A melancholy ghost haunts the rows at Camp Chase Confederate Cemetery, 2900 Sullivant Avenue, on Columbus's west side. Her name, according to some, is Louisiana Rainsburgh Briggs, but she's better known as the Lady in Grey. She weeps quietly over the grave of one Benjamin F. Allen, a private in the 50th Tennessee Regiment, Company D. Allen's grave is number 233 out of 2,260 Confederate soldiers laid to rest in this two-acre plot in the capital city of a very Northern state.
The Confederate cemetery in Columbus's Hilltop neighborhood marks the place where, 140 years ago, a prisoner of war camp stood. At that time the location was well outside the city limits. In May of 1861 a Union military training ground was established here under the name Camp Jackson; by July of that year, when the first prisoners were admitted, its name had been changed to honor President Lincoln's Secretary of State (and later Chief Justice of the Supreme Court), Hamilton County native Salmon P. Chase.

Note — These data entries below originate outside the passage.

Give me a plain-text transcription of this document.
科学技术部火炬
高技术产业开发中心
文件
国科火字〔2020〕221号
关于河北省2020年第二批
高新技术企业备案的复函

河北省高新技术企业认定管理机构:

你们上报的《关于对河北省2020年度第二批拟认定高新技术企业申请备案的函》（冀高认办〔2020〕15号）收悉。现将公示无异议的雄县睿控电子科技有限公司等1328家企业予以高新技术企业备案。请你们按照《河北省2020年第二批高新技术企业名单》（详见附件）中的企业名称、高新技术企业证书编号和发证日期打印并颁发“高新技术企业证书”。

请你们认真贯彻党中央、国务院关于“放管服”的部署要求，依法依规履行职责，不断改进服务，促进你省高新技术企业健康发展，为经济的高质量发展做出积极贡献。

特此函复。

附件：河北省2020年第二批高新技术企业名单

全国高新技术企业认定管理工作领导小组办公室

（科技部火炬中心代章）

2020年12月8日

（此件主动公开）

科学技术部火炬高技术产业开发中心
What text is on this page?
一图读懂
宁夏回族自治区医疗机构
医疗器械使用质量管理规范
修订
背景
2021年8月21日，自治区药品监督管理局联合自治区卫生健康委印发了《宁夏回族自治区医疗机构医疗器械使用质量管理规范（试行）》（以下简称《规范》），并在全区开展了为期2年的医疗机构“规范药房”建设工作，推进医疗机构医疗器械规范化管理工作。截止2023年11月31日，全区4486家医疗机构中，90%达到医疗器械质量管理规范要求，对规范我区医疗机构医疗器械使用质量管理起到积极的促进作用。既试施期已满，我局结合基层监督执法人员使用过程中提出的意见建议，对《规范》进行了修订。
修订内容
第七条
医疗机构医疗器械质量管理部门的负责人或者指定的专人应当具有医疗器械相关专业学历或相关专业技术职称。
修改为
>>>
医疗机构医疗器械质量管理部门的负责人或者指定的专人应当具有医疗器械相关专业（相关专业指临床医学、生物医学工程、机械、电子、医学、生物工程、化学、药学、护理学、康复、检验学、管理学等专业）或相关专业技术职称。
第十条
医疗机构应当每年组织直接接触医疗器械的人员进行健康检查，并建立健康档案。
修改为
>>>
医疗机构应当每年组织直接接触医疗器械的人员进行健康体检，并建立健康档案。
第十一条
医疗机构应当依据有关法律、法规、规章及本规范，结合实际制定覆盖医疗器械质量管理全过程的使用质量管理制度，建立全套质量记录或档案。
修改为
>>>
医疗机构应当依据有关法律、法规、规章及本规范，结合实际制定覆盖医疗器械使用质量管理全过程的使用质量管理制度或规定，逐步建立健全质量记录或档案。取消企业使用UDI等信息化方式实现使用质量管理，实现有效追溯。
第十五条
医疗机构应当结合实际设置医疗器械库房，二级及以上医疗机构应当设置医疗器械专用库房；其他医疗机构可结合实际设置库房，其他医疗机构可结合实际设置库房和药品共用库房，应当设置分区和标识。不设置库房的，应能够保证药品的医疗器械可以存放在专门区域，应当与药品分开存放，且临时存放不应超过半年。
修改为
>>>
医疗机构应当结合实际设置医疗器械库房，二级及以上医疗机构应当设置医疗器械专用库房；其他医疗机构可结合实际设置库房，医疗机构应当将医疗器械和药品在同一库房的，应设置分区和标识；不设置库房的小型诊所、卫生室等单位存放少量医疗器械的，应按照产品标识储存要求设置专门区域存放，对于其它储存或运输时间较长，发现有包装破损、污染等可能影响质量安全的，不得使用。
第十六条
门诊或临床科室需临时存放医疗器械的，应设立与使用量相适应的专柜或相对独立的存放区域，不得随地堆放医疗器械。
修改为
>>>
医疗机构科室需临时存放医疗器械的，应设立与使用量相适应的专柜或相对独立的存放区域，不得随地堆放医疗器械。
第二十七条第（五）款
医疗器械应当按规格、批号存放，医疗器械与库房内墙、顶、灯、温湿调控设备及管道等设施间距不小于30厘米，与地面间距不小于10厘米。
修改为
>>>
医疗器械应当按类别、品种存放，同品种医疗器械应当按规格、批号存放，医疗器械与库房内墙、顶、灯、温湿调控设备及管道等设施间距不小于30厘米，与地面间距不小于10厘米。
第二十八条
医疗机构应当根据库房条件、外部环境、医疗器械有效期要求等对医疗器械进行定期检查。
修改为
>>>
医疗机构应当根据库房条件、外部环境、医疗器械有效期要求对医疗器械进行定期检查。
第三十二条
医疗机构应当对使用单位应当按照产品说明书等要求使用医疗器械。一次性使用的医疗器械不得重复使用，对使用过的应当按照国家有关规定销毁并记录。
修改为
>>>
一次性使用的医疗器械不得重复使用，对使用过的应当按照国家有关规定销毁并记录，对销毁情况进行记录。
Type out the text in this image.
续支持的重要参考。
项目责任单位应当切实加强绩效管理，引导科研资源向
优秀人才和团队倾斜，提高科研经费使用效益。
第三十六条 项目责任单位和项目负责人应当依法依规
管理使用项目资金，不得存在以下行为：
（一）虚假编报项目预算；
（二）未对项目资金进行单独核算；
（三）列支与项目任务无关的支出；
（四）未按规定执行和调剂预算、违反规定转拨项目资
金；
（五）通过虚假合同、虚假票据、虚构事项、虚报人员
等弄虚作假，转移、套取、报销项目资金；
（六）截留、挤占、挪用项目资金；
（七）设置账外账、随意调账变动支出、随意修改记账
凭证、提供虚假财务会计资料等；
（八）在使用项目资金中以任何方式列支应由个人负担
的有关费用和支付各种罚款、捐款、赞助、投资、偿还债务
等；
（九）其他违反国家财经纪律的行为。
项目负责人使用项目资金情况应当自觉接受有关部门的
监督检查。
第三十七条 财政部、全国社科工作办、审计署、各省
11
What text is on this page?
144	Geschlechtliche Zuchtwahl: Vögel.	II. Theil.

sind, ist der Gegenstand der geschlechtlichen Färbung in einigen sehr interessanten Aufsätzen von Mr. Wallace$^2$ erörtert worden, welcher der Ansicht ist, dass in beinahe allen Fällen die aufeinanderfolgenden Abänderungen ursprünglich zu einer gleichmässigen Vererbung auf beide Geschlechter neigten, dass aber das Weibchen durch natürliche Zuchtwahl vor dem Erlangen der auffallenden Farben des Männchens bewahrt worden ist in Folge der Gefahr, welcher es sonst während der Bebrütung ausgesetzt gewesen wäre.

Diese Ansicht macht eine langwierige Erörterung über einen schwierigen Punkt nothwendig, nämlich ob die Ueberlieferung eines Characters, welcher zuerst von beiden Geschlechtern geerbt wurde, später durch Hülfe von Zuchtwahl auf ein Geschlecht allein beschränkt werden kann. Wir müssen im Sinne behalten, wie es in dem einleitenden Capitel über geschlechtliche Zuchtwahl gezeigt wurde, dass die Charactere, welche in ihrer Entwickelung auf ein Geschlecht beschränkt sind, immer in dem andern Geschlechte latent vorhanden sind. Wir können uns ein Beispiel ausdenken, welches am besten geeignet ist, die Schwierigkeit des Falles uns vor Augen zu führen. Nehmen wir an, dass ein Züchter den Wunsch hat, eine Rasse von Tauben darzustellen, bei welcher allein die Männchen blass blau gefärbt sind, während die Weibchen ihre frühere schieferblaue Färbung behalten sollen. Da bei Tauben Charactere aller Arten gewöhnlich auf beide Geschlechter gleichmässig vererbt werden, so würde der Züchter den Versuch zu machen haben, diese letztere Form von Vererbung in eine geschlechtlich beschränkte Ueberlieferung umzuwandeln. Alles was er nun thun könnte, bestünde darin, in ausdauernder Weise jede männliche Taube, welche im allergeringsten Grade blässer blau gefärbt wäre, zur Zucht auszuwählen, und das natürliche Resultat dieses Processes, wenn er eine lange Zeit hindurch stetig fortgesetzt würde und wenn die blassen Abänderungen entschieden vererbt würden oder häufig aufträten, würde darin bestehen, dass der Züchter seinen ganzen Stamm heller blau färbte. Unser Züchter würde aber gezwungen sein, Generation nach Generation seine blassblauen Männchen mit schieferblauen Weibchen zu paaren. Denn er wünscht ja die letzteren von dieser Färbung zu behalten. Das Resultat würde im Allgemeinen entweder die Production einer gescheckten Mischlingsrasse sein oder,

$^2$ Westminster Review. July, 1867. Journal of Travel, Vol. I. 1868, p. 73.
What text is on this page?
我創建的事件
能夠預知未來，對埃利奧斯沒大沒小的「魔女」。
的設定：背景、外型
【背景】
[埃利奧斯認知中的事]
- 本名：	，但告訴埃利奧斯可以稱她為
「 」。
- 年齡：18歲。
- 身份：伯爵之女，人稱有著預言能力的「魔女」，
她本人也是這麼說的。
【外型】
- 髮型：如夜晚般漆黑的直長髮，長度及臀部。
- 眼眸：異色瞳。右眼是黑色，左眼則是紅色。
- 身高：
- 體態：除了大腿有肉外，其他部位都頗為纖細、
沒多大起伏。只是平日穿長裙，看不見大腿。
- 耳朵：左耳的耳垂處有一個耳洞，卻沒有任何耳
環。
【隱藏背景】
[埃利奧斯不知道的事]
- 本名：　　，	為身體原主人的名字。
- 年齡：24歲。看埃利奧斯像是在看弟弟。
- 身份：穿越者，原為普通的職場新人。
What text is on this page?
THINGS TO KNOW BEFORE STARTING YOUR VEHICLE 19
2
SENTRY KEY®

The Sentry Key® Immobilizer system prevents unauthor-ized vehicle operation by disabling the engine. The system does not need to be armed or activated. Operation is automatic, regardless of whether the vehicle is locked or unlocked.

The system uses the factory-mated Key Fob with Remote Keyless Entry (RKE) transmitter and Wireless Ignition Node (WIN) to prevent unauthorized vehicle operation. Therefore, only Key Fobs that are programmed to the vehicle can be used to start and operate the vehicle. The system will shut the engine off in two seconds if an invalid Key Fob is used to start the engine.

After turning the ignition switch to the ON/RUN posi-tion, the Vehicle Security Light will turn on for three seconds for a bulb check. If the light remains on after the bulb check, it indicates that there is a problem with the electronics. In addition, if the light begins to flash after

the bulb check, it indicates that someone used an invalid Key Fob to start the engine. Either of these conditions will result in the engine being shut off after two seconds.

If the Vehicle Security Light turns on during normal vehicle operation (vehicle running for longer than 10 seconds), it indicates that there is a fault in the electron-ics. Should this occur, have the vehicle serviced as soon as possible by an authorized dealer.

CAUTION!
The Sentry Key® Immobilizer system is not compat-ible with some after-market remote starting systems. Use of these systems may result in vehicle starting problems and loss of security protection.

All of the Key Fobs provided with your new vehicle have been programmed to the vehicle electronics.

At first, Camp Chase took only officers as prisoners, with enlisted men going to Fort Warren, near Boston Harbor. A large number of officers came from 1862 Union victories at Fort Donalson, Tennessee, and Mississippi Island No. 10. In 1863 a new stockade was built on Johnson's Island in Lake Erie, and most of the Camp Chase officers were sent there. By 1863 there were 8,000 men incarcerated behind the high, staked walls of the Camp.
Although there were at least 160 buildings at the camp, giving it the appearance of a sizable town, most of the prisoners--especially enlisted men--were housed in tents, as you can see in this photo, taken over the wall sometime during the war.
The camp served other functions while it housed captured Rebel soldiers. Units were mustered into regiments there, and regiments that had finished their service were discharged. Union POWs released from Confederate prisons were processed through Camp Chase. Among the Ohio Volunteer Infantries based there were three future presidents: Lieutenant Colonel James Garfield served in the 42nd OVI, while Major Rutherford B. Hayes and Private William McKinley were both part of the 23rd.
The camp as a whole occupied only about six acres of land between the National Road (now Broad Street) and what is today Sullivant Avenue. Its eastern border was the current Hague Avenue. The map below, taken from a 1994 Timeline article about Camp Chase, gives the relative location of the barracks, POW camp, and other associated buildings.
Take a walk between the graves at the Camp Chase Cemetery and you'll find yourself among many soldiers who died in the smallpox epidemic of 1863. Overcrowding forced two or three men to share single-occupancy bunks, and led to severe shortages in food and medicine, as well as clothing and blankets. The men were malnourished and cold, and therefore highly susceptible to disease. In the February of 1863 alone, 499 men died from smallpox.
In addition to the soldiers, members of the community who lived near or worked at the POW camp were considered part of it, and their graves stand side by side on Sullivant Avenue. The photo below shows #73, Thompson Cooper, Citizen.
A cemetery was established at the Camp near the end of 1863. The Confederate dead who had been buried in the city cemetery were moved back to Camp Chase. They were buried under cheap wooden markers in a plot surrounded by a low fence. When the war ended, most of the camp itself was dismantled. Some of the cabins where POWs had been housed were used as cheap shanties for a few years, but for the most part every indication that the military base had been there was gone--except for the graveyard, which was left to deteriorate.
It wasn't until 1895 that William Knauss, a retired Union Colonel who had been injured on the battlefield at Fredericksburg, found the graveyard and determined to restore it. He held memorial services there, featuring speakers such as Governor Nash, and drew crowds as big as five thousand by 1898. One by one, the soldiers received proper stone monuments instead of wooden slats. Their regiments and states of origin were carved beneath their names--a whole field full of men from Virginia, Tennessee, Georgia, Alabama, Florida, and the Carolinas, buried in the capital of the state that produced Phil Sheridan, William Tecumseh Sherman, and Ulysses S. Grant.
A new wall was built to enclose the cemetery, and the signature memorial arch, complete with a statue of a Rebel soldier, was unveiled on June 7, 1902. The boulder underneath reads, "2260 Confederate Soldiers of the War 1861 - 1865 Buried in this Enclosure," but the sentiment carved across the arch is one word long: AMERICANS.
Not necessarily haunted, but interesting nonetheless, is prisoner 855's name: J.G. Deathrage. I wouldn't want to piss somebody with that name off.
So many men died miserably at a young age here that it's surprising there aren't more ghosts at Camp Chase. The Grey Lady of the Confederate Cemetery is rather nondescript in her flowing grey dress and grey veil which hides her face from view. Is it Benjamin Allen's Tennessee bride, weeping over the reunion that never happened? Some say she made the trip before she died.
If you visit Camp Chase, visit Ben Allen's grave, listen closely, and let me know if you hear the sound of the Grey Lady's tears.